In this week's lecture we discussed L'Hopital's Rule and that it can be used to determine the type of singularity. Judging from the examples shown I assume that when after applying L'Hopital's Rule one gets 0, then it's a pole of some degree. If it's $\neq 0$, but still finite, then it's a removable singularity.
Is that really the case? Because I have been doing some workbook exercises and $\frac{sin(z)-tan(z)}{z^2}$ is supposed to have a removable singularity at z=0, and after applying L'Hopital's Rule twice I land on $\frac{-sin(z)-2sec^2(z)tan(z)}{2}$ which is clearly 0 for z=0, meaning it would be a pole of degree 2 (because I had to use L'Hopital's Rule twice).
Any help would be appreciated.
(I)...Let $U$ be a nbhd of $0.$ Let $f$ and $g$ be analytic and not constant on $U$ with $f(0)=g(0)=0,$ and let $g(z)\ne 0$ for $z\in U$ \ $\{0\}.$ For $z\in U$ we have $f(z)=z^af_1(z)$ and $g(z)=z^bg_1(z),$ where $a,b$ are positive integers, and $f_1,g_1$ are analytic on $U$ with $f_1(0)\ne 0\ne g_1(0).$
So $f(z)/g(z)=z^{a-b}f_1(z)/g_1(z)$ for $z\in U$ \ $\{0\}.$ Therefore we have
(i).

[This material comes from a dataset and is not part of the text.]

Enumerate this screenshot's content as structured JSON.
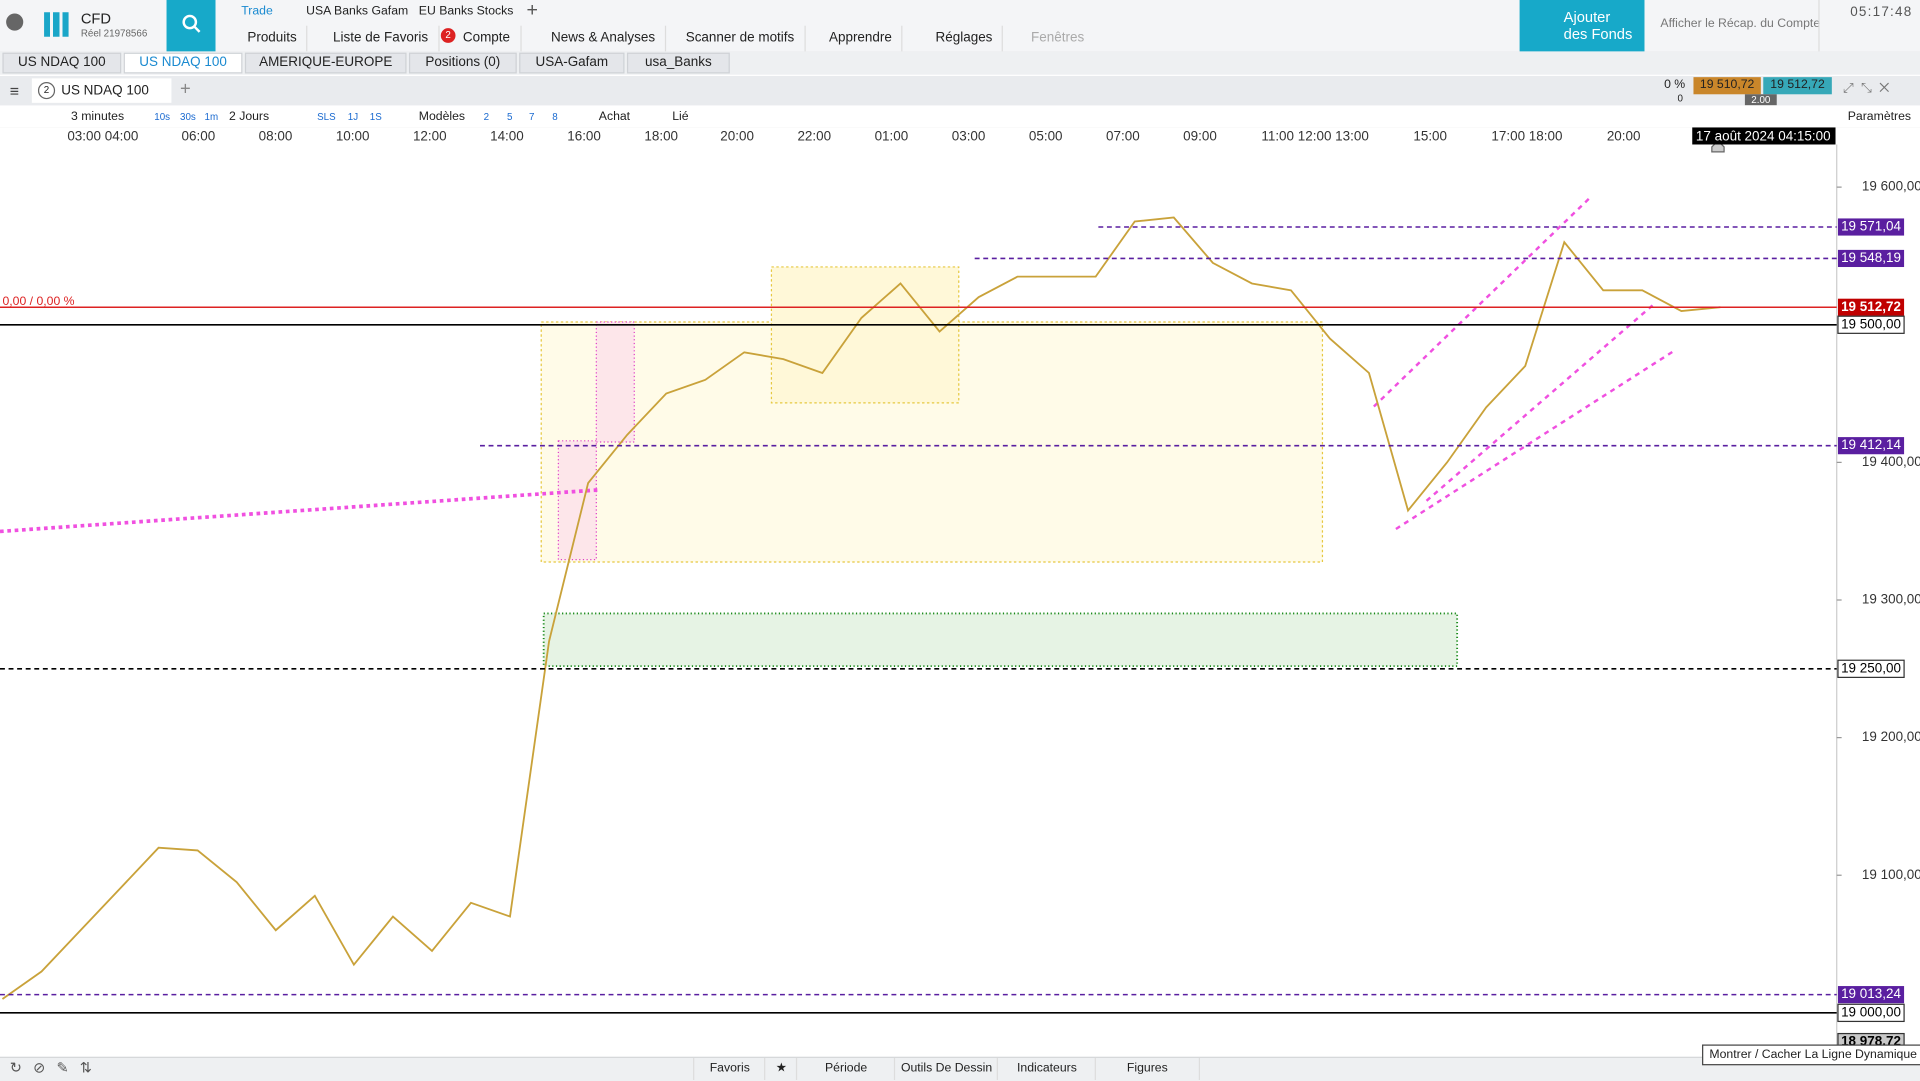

If $a>b$ then $\lim_{z\to 0}f(z)/g(z)=0.$
(ii).If $a=b$ then $\lim_{z\to 0}f(z)/g(z)=f_1(0)/g_1(0)\ne 0.$
(iii).If $a<b$ then $\lim_{z\to 0}f(z)/g(z)$ does not exist.
In (i) and (ii) the point $0$ is a removable singularity of $f/g$ . In (iii), $f/g$ has a pole of order $b-a$ at $0.$
(II)...Let $h^{(0)}=h$ and let $h^{(j)}$ be the $j$-th derivative of $h$ for $j>0.$ Applying the rule $$(z^ch(z))^{(n)}=\sum_{j=0}^n\binom {n}{j}(z^c)^{(j)}(h(z))^{(n-j)}$$ with $h=f_1$ and with $h=g_1,$ we see that if you need l'Hopital $m$ times ($m>0$), but not less than $m$ times, to find that $\lim_{z\to 0} f(z)/g(z)$ exists, then $m=b=a$ if the limit is non-zero, while $m=b<a$ if the limit is $0.$
In particular, with $f(z)=\sin z - \tan z$ and $g(z)=z^2$ then for $z\ne 0$ we have $$f(z)/g(z)=(\;(z-z^3/6+...)-(z+z^3/3+...)\;)/z^2=(-z^3/4+... )/z^2.$$ And $f'(z)/g'(z)=(-3z^2/4+...)/2z.\quad$ And $f''(z)/g''(z)=(-3z+...)/2.$